LONDON'S HAVRILL Press, which publishes excellent translations of masterpieces in some of Europe's "smallest" languages (Danish, Serbian, Hungarian) has probably surpassed itself with the publication of Bernardo Atxaga's 1994 novel, The Lone Man. Written in Euskera--the mother tongue of the Basque nation and one of the continent's oldest languages--this police thriller about Basque terrorism is probably the only such book to hit the English-speaking market in quite a while. The Lone Man is also, however, a dreadfully tedious read.

It is with some regret that I pass this judgment; Basques are nothing to scoff at, and the paramilitary activities of ETA, the Basque country's equivalent of the IRA, have forever lived in the shadows of the Ulster troubles. But Atxaga has woven a story so inert, so long, and so short on suspense that The Lone Man reads like an exercise in accurate record-keeping.

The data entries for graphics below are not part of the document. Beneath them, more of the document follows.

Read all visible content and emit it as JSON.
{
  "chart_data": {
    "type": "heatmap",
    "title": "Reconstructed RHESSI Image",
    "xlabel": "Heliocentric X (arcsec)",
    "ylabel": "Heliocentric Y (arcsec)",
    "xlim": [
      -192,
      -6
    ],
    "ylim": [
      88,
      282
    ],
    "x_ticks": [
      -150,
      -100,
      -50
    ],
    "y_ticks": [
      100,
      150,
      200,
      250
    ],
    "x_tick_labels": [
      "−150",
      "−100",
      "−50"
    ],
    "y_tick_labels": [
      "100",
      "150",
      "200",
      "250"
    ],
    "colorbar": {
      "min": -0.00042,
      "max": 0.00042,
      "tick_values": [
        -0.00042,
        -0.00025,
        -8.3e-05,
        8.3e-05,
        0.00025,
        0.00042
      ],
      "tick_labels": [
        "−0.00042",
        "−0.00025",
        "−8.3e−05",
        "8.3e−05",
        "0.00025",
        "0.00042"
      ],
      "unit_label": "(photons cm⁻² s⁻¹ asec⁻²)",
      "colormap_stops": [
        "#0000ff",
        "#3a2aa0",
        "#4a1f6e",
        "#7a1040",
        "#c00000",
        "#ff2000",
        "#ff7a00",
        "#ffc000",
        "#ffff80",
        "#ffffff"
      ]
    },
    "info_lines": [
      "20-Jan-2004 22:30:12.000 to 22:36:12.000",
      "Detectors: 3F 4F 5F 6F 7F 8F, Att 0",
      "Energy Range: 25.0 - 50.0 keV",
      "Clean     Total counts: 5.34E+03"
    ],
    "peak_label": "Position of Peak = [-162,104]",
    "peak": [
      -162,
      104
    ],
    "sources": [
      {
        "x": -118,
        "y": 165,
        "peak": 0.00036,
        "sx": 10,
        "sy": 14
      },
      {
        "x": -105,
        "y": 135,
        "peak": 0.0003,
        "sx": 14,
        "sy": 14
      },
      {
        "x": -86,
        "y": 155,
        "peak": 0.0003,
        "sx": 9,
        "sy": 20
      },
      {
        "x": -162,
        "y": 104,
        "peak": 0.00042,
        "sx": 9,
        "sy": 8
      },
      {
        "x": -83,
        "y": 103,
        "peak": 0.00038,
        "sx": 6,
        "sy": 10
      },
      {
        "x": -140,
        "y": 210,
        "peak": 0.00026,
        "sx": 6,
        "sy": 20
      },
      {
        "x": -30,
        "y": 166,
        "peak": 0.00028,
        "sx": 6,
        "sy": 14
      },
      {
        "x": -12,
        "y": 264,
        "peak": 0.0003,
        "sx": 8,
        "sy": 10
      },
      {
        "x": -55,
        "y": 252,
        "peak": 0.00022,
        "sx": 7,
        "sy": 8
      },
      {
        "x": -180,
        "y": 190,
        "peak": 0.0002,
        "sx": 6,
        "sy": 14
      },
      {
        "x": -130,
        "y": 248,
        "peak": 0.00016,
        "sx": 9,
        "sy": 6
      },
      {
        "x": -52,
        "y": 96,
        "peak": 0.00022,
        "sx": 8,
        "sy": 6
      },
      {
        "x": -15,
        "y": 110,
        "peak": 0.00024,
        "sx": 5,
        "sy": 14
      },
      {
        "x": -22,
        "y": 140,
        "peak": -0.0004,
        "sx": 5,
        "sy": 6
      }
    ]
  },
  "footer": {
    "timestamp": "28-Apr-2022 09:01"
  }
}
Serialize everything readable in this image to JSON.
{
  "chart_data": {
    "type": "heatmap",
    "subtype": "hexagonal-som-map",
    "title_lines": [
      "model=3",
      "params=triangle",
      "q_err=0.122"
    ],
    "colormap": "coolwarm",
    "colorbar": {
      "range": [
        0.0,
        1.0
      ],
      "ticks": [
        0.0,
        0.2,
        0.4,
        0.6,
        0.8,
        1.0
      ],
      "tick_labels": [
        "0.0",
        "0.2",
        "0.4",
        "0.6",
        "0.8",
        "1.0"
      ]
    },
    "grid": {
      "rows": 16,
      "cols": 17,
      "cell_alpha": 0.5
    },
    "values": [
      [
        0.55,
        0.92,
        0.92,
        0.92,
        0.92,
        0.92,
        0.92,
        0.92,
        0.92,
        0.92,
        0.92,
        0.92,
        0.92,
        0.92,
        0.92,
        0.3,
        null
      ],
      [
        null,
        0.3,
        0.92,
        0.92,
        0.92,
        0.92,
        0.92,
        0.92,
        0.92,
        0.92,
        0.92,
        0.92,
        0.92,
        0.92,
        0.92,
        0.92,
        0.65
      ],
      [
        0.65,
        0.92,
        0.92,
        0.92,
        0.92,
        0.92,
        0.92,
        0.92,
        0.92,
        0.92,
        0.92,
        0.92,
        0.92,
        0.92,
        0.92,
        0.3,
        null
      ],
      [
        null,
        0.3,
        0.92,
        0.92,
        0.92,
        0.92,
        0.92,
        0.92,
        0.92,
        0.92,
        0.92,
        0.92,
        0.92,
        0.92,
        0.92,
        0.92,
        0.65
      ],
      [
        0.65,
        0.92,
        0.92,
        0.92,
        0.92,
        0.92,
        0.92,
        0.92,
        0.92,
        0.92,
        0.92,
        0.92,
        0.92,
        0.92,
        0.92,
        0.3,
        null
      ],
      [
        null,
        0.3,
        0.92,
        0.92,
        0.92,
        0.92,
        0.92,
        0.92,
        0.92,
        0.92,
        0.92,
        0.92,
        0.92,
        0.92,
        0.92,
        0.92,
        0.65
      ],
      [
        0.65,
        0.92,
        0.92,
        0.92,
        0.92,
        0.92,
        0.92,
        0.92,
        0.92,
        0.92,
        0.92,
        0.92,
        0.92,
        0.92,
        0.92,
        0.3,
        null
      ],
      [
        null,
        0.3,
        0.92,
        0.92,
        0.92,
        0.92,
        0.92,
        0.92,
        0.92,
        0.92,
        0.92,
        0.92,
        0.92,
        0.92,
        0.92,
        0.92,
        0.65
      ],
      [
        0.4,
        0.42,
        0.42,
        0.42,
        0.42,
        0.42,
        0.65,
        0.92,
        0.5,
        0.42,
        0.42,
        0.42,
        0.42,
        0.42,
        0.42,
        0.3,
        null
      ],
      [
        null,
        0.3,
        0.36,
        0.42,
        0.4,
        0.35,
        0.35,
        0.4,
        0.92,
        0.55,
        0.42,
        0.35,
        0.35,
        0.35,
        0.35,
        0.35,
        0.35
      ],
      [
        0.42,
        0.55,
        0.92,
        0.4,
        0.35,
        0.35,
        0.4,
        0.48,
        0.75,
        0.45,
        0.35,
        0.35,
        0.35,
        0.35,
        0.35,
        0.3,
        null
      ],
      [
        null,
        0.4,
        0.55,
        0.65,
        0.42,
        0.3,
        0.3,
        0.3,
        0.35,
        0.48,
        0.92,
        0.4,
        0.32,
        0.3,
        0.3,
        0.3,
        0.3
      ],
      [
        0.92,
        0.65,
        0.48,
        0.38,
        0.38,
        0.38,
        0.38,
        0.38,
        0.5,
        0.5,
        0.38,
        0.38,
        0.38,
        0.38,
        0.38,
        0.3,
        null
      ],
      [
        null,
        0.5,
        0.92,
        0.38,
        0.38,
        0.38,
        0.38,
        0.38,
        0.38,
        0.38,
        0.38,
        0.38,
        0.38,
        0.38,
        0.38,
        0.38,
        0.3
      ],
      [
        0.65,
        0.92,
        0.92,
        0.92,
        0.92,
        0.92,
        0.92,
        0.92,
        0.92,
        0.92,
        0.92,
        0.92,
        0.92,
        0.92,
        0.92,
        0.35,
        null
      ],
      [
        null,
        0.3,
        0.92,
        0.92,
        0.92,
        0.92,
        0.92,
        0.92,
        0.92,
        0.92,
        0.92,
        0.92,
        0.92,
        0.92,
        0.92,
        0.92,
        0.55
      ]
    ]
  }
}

The outline of this novel is plausible enough. The year is 1982. Barcelona is hosting the World Cup and most of ETA's members have quietly left the organization to resume normal lives in the wake of Spain's newly established democracy. One of those former terrorists is Carlos, who, along with several other former comrades, is running a hotel not far from Barcelona. Carlos spends much of his time kneading dough in the hotel's bakery, his head filled with the seductive voices of his paramilitary past.

The hidden basement below the bakery, which Carlos sometimes uses for discreet sexual encounters, is now occupied by Jon and Jone, two members of the hard-line ETA faction on the run from the Barcelona police. Though Carlos's present loyalty to ETA amounts to little more than a vague nostalgia, he has taken the terrorists in anyway, endangering the reputation of the hotel and of his partners. As the anti-terrorist police move closer to target, Carlos hatches an elaborate plan to get the ETA hard-liners out of the hotel basement and into a safe house somewhere in the Basque country.

Condensed into a couple of paragraphs, Atxaga's story has the basic structure of superior thriller, but stretch it over 320 densely written pages, and it's thinner than a film of soap. Havrill Press and The Lone Man may be well served by a film adaptation--or a separate line of Cliffs Notes.